WASHINGTON: Billion­aire Elon Musk on Wedn­esday announced he was leaving his role in US government, intended to reduce federal spending, shortly after his first major break with President Donald Trump over his signature spending bill.

“As my scheduled time as a Special Government Employee comes to an end, I would like to thank President Donald Trump for the opportunity to reduce wasteful spending,” he wrote on his social media platform X.

“The DOGE mission will only strengthen over time as it becomes a way of life throughout the government,” he added.

The South African-born tech tycoon had said Trump’s bill would increase the deficit and undermine the work of Department of Govern­ment Efficiency (DOGE), which has fired tens of thousands of people.

White House thanks the billionaire ‘for his service’

Musk — who was a constant presence at Trump’s side before pulling back to focus on his Space X and Tesla businesses — also complained that DOGE had become a “whipping boy” for dissatisfaction with the administration.

The White House expressed thanks to Elon Musk on Thursday after the billionaire tech tycoon said he was leaving his cost-cutting role in US President Donald Trump’s administration.

“We thank him for his service. We thank him for getting DOGE off of the ground, and the efforts to cut waste, fraud and abuse will continue,” Press Secretary Karoline Lea­vitt told reporters, referring to Musk’s Department for Government Efficiency.

“I was disappointed to see the massive spending bill, frankly, which increases the budget deficit, not just decreases it, and undermines the work that the DOGE team is doing,” Musk said in an interview with CBS News.

Break with Trump

Trump’s “One Big, Bea­utiful Bill Act” — which passed the US House last week and now moves to the Senate — offers sprawling tax relief and spending cuts and is the centerpiece of his domestic agenda. But critics warn it will decimate health care and balloon the national deficit by as much as $4 trillion over a decade.

“A bill can be big, or it can be beautiful. But I don’t know if it can be both. My personal opinion,” Musk said in the interview, which will be aired in full on Sunday.

The White House sought to play down any differences over US government spending, without directly naming Musk.

“The Big Beautiful Bill is NOT an annual budget bill,” Trump’s Deputy Chief of Staff Stephen Miller said on Musk’s social network, X, after the tech titan’s comments aired.

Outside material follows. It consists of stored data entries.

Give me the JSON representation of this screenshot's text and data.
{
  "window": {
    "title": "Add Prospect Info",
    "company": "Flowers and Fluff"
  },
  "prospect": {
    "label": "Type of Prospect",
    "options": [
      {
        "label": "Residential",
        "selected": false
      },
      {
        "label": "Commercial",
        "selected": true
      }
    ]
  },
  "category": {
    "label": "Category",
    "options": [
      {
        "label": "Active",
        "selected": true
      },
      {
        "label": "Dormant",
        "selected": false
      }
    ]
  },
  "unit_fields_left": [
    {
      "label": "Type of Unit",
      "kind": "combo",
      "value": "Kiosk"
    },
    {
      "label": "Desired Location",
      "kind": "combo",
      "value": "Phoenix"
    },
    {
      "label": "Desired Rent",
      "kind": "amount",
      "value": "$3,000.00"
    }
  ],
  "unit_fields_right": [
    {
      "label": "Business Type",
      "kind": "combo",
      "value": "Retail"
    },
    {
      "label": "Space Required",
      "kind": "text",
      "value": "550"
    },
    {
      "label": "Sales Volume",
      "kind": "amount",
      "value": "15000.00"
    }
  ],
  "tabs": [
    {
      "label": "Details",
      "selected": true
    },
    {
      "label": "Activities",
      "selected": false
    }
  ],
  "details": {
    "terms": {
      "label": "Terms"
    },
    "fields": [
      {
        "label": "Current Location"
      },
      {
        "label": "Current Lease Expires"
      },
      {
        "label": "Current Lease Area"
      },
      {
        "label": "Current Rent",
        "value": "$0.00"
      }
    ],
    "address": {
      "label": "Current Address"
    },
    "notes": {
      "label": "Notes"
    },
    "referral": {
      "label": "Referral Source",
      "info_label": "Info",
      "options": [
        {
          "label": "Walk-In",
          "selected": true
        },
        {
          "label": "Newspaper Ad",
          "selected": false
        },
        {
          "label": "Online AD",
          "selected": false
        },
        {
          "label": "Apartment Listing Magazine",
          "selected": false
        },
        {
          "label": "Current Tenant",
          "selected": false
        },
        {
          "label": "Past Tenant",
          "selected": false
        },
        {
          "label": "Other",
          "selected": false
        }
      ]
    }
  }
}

All DOGE cuts would have to be carried out through a separate bill targeting the federal bureaucracy, according to US Senate rules, Miller added. But Musk’s comments represented a rare split with the Republican president whom he helped propel back to power, as the largest donor to his 2024 election campaign.

‘Whipping boy’

Trump tasked Musk with cutting government spending as head of DOGE, but after a feverish start Musk announced in late April he was mostly stepping back to run his companies again.